The network of pipes, manholes, and associated equipment that transport wastewater from homes and businesses to the treatment plant is referred to as the collection system. Because KUB's collection system keeps the flow of sewage separate from rainwater, it may also be referred to as a sanitary sewer system.
- KUB's system serves more than 68,000 customers, covers 248 square miles, and has 1,320 miles of service mains (or pipes).
- KUB’s system is primarily a gravity system. Wastewater flows from homes and businesses by gravity into the collection system, where it is conveyed to a treatment plant.
- In some cases, due to terrain or other factors, wastewater may flow to pump stations, where it can be pumped through mains to the plant.
KUB has little control over what most customers discharge to the sewer lines attached to their homes and businesses. As a result, grease, rags, and other materials can enter the collection system.
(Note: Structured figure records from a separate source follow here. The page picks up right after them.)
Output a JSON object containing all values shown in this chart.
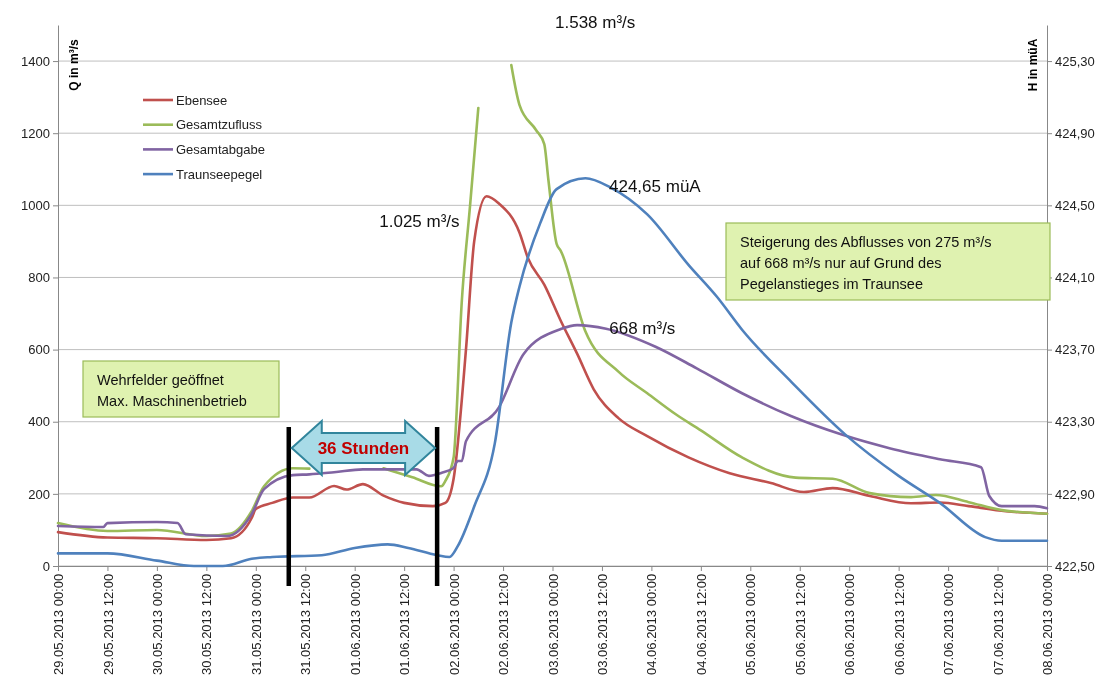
{
  "chart_data": {
    "type": "line",
    "ylabel": "Q in m³/s",
    "y2label": "H in müA",
    "xlim": [
      "2013-05-29T00:00",
      "2013-06-08T00:00"
    ],
    "xticks": [
      {
        "value": "2013-05-29T00:00",
        "label": "29.05.2013 00:00"
      },
      {
        "value": "2013-05-29T12:00",
        "label": "29.05.2013 12:00"
      },
      {
        "value": "2013-05-30T00:00",
        "label": "30.05.2013 00:00"
      },
      {
        "value": "2013-05-30T12:00",
        "label": "30.05.2013 12:00"
      },
      {
        "value": "2013-05-31T00:00",
        "label": "31.05.2013 00:00"
      },
      {
        "value": "2013-05-31T12:00",
        "label": "31.05.2013 12:00"
      },
      {
        "value": "2013-06-01T00:00",
        "label": "01.06.2013 00:00"
      },
      {
        "value": "2013-06-01T12:00",
        "label": "01.06.2013 12:00"
      },
      {
        "value": "2013-06-02T00:00",
        "label": "02.06.2013 00:00"
      },
      {
        "value": "2013-06-02T12:00",
        "label": "02.06.2013 12:00"
      },
      {
        "value": "2013-06-03T00:00",
        "label": "03.06.2013 00:00"
      },
      {
        "value": "2013-06-03T12:00",
        "label": "03.06.2013 12:00"
      },
      {
        "value": "2013-06-04T00:00",
        "label": "04.06.2013 00:00"
      },
      {
        "value": "2013-06-04T12:00",
        "label": "04.06.2013 12:00"
      },
      {
        "value": "2013-06-05T00:00",
        "label": "05.06.2013 00:00"
      },
      {
        "value": "2013-06-05T12:00",
        "label": "05.06.2013 12:00"
      },
      {
        "value": "2013-06-06T00:00",
        "label": "06.06.2013 00:00"
      },
      {
        "value": "2013-06-06T12:00",
        "label": "06.06.2013 12:00"
      },
      {
        "value": "2013-06-07T00:00",
        "label": "07.06.2013 00:00"
      },
      {
        "value": "2013-06-07T12:00",
        "label": "07.06.2013 12:00"
      },
      {
        "value": "2013-06-08T00:00",
        "label": "08.06.2013 00:00"
      }
    ],
    "ylim": [
      0,
      1500
    ],
    "yticks": [
      0,
      200,
      400,
      600,
      800,
      1000,
      1200,
      1400
    ],
    "y2lim": [
      422.5,
      425.5
    ],
    "y2ticks": [
      {
        "value": 422.5,
        "label": "422,50"
      },
      {
        "value": 422.9,
        "label": "422,90"
      },
      {
        "value": 423.3,
        "label": "423,30"
      },
      {
        "value": 423.7,
        "label": "423,70"
      },
      {
        "value": 424.1,
        "label": "424,10"
      },
      {
        "value": 424.5,
        "label": "424,50"
      },
      {
        "value": 424.9,
        "label": "424,90"
      },
      {
        "value": 425.3,
        "label": "425,30"
      }
    ],
    "grid": "y",
    "legend": "top left",
    "series": [
      {
        "name": "Ebensee",
        "color": "#c0504d",
        "x": [
          "2013-05-29T00:00",
          "2013-05-29T12:00",
          "2013-05-30T00:00",
          "2013-05-30T12:00",
          "2013-05-30T18:00",
          "2013-05-30T23:00",
          "2013-05-31T00:00",
          "2013-05-31T04:00",
          "2013-05-31T09:00",
          "2013-05-31T13:00",
          "2013-05-31T19:00",
          "2013-05-31T22:00",
          "2013-06-01T02:00",
          "2013-06-01T07:00",
          "2013-06-01T12:00",
          "2013-06-01T19:00",
          "2013-06-01T22:00",
          "2013-06-02T00:00",
          "2013-06-02T03:00",
          "2013-06-02T05:00",
          "2013-06-02T08:00",
          "2013-06-02T11:00",
          "2013-06-02T16:00",
          "2013-06-02T18:00",
          "2013-06-02T22:00",
          "2013-06-03T02:00",
          "2013-06-03T06:00",
          "2013-06-03T10:00",
          "2013-06-03T16:00",
          "2013-06-03T23:00",
          "2013-06-04T09:00",
          "2013-06-04T19:00",
          "2013-06-05T05:00",
          "2013-06-05T13:00",
          "2013-06-05T20:00",
          "2013-06-06T05:00",
          "2013-06-06T15:00",
          "2013-06-06T22:00",
          "2013-06-07T05:00",
          "2013-06-07T14:00",
          "2013-06-08T00:00"
        ],
        "values": [
          94,
          79,
          77,
          72,
          77,
          133,
          158,
          175,
          190,
          190,
          222,
          212,
          227,
          195,
          175,
          166,
          175,
          242,
          600,
          900,
          1025,
          1005,
          924,
          855,
          780,
          680,
          588,
          490,
          410,
          360,
          301,
          257,
          230,
          205,
          216,
          194,
          174,
          176,
          166,
          152,
          145
        ]
      },
      {
        "name": "Gesamtzufluss",
        "color": "#9bbb59",
        "x": [
          "2013-05-29T00:00",
          "2013-05-29T12:00",
          "2013-05-30T00:00",
          "2013-05-30T12:00",
          "2013-05-30T18:00",
          "2013-05-30T23:00",
          "2013-05-31T02:00",
          "2013-05-31T09:00",
          "2013-05-31T13:00",
          "2013-05-31T19:00",
          "2013-06-01T02:00",
          "2013-06-01T07:00",
          "2013-06-01T14:00",
          "2013-06-01T21:00",
          "2013-06-01T22:00",
          "2013-06-02T00:00",
          "2013-06-02T02:00",
          "2013-06-02T04:00",
          "2013-06-02T06:00",
          "2013-06-02T08:00",
          "2013-06-02T11:00",
          "2013-06-02T14:00",
          "2013-06-02T16:00",
          "2013-06-02T20:00",
          "2013-06-02T22:00",
          "2013-06-02T23:00",
          "2013-06-03T01:00",
          "2013-06-03T02:00",
          "2013-06-03T08:00",
          "2013-06-03T16:00",
          "2013-06-03T23:00",
          "2013-06-04T06:00",
          "2013-06-04T12:00",
          "2013-06-04T22:00",
          "2013-06-05T11:00",
          "2013-06-05T20:00",
          "2013-06-06T05:00",
          "2013-06-06T15:00",
          "2013-06-06T21:00",
          "2013-06-07T05:00",
          "2013-06-07T13:00",
          "2013-06-08T00:00"
        ],
        "values": [
          119,
          97,
          100,
          83,
          90,
          152,
          221,
          271,
          270,
          null,
          null,
          271,
          246,
          221,
          236,
          301,
          736,
          1000,
          1270,
          null,
          null,
          1389,
          1278,
          1209,
          1170,
          1071,
          893,
          874,
          650,
          539,
          479,
          420,
          376,
          301,
          245,
          242,
          202,
          191,
          197,
          177,
          155,
          145
        ]
      },
      {
        "name": "Gesamtabgabe",
        "color": "#8064a2",
        "x": [
          "2013-05-29T00:00",
          "2013-05-29T11:00",
          "2013-05-29T12:00",
          "2013-05-30T00:00",
          "2013-05-30T05:00",
          "2013-05-30T07:00",
          "2013-05-30T17:00",
          "2013-05-30T23:00",
          "2013-05-31T02:00",
          "2013-05-31T09:00",
          "2013-05-31T13:00",
          "2013-05-31T19:00",
          "2013-06-01T02:00",
          "2013-06-01T15:00",
          "2013-06-01T18:00",
          "2013-06-01T21:00",
          "2013-06-02T00:00",
          "2013-06-02T01:00",
          "2013-06-02T02:00",
          "2013-06-02T03:00",
          "2013-06-02T11:00",
          "2013-06-02T17:00",
          "2013-06-03T02:00",
          "2013-06-03T06:00",
          "2013-06-03T13:00",
          "2013-06-04T01:00",
          "2013-06-04T11:00",
          "2013-06-04T22:00",
          "2013-06-05T10:00",
          "2013-06-05T22:00",
          "2013-06-06T10:00",
          "2013-06-06T22:00",
          "2013-06-07T08:00",
          "2013-06-07T10:00",
          "2013-06-07T13:00",
          "2013-06-07T21:00",
          "2013-06-08T00:00"
        ],
        "values": [
          111,
          108,
          119,
          122,
          119,
          88,
          83,
          144,
          213,
          252,
          254,
          260,
          268,
          268,
          250,
          258,
          272,
          291,
          291,
          346,
          440,
          588,
          657,
          668,
          658,
          608,
          548,
          479,
          415,
          365,
          326,
          296,
          274,
          194,
          166,
          166,
          160
        ]
      },
      {
        "name": "Traunseepegel",
        "color": "#4f81bd",
        "axis": "y2",
        "x": [
          "2013-05-29T00:00",
          "2013-05-29T12:00",
          "2013-05-30T00:00",
          "2013-05-30T09:00",
          "2013-05-30T16:00",
          "2013-05-30T23:00",
          "2013-05-31T04:00",
          "2013-05-31T16:00",
          "2013-06-01T00:00",
          "2013-06-01T08:00",
          "2013-06-01T13:00",
          "2013-06-01T20:00",
          "2013-06-01T23:00",
          "2013-06-02T01:00",
          "2013-06-02T05:00",
          "2013-06-02T10:00",
          "2013-06-02T14:00",
          "2013-06-02T16:00",
          "2013-06-02T21:00",
          "2013-06-03T01:00",
          "2013-06-03T08:00",
          "2013-06-03T14:00",
          "2013-06-03T23:00",
          "2013-06-04T09:00",
          "2013-06-04T16:00",
          "2013-06-04T22:00",
          "2013-06-05T10:00",
          "2013-06-05T23:00",
          "2013-06-06T12:00",
          "2013-06-06T22:00",
          "2013-06-07T09:00",
          "2013-06-07T13:00",
          "2013-06-08T00:00"
        ],
        "values": [
          422.57,
          422.57,
          422.53,
          422.5,
          422.5,
          422.54,
          422.55,
          422.56,
          422.6,
          422.62,
          422.6,
          422.56,
          422.55,
          422.61,
          422.83,
          423.18,
          423.85,
          424.05,
          424.4,
          424.59,
          424.65,
          424.6,
          424.45,
          424.17,
          423.99,
          423.81,
          423.52,
          423.23,
          423.0,
          422.85,
          422.66,
          422.64,
          422.64
        ]
      }
    ],
    "ref_lines": [
      {
        "axis": "x",
        "value": "2013-05-31T08:00",
        "color": "#000000"
      },
      {
        "axis": "x",
        "value": "2013-06-01T20:00",
        "color": "#000000"
      }
    ],
    "annotations": [
      "1.538 m³/s",
      {
        "text": "1.025 m³/s",
        "x": "2013-06-02T08:00",
        "y": 1025
      },
      "424,65 müA",
      {
        "text": "668 m³/s",
        "x": "2013-06-03T06:00",
        "y": 668
      },
      "Wehrfelder geöffnet\nMax. Maschinenbetrieb",
      "Steigerung des Abflusses von 275 m³/s\nauf 668 m³/s nur auf Grund des\nPegelanstieges im Traunsee",
      "36 Stunden"
    ]
  }
}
Those materials can restrict the flow of wastewater in the pipe or cause partial or full blockages and result in sanitary sewer overflows (SSOs). Click here to see a log of any recent overflows.
Other sources of problems can occur on the customer's property. Broken or leaking private laterals [the pipes that connect customers' property to KUB's sewer system], for example, can allow tree roots or debris into the pipe, which may cause blockages, building backups, or overflows into the environment. As part of a Federal Consent Decree, KUB must inspect laterals, notify customers with lateral problems, and ensure the property owner makes repairs.
Defective laterals and prohibited connections also let stormwater into KUB sewers. That extra water costs more to treat, and it may overload the system, causing overflows. Prohibited connections include roof downspouts, groundwater sump pumps, foundation drains, and drains from window wells, driveways, etc.
Direct stormwater to storm sewers or drainage ditches, or let it soak into the ground.
KUB tracks SSOs and categorizes them according to these primary causes:
- Combined Sewers: KUB is one of a few large systems in the country with no combined sanitary/storm sewers. Combined sewers were completely eliminated in 1998, thus eliminating a major source of overflows.
- Grease: Grease discharges from restaurants and residential areas can clog lines. KUB works to educate businesses and residential customers about good grease disposal measures that can help prevent grease-related blockages.
- Debris: Debris can enter sewers through discharges from home systems or other entry points and can cause blockages.
- Roots: Small tree roots can enter pipes through cracks or leaky joints. Once inside, they can grow and cause obstructions in the pipes that lead to SSOs.
- Inflow and Infiltration (I&I): During periods of heavy rain, water can flow into the system through manholes, broken customer laterals, or cracks or leaks within the system itself.
- Undersized lines: Sewer lines that are undersized for the amount of flow they receive can also cause overflow problems. This is not a common problem in KUB’s system as lines are adequately sized for most dry weather flow conditions.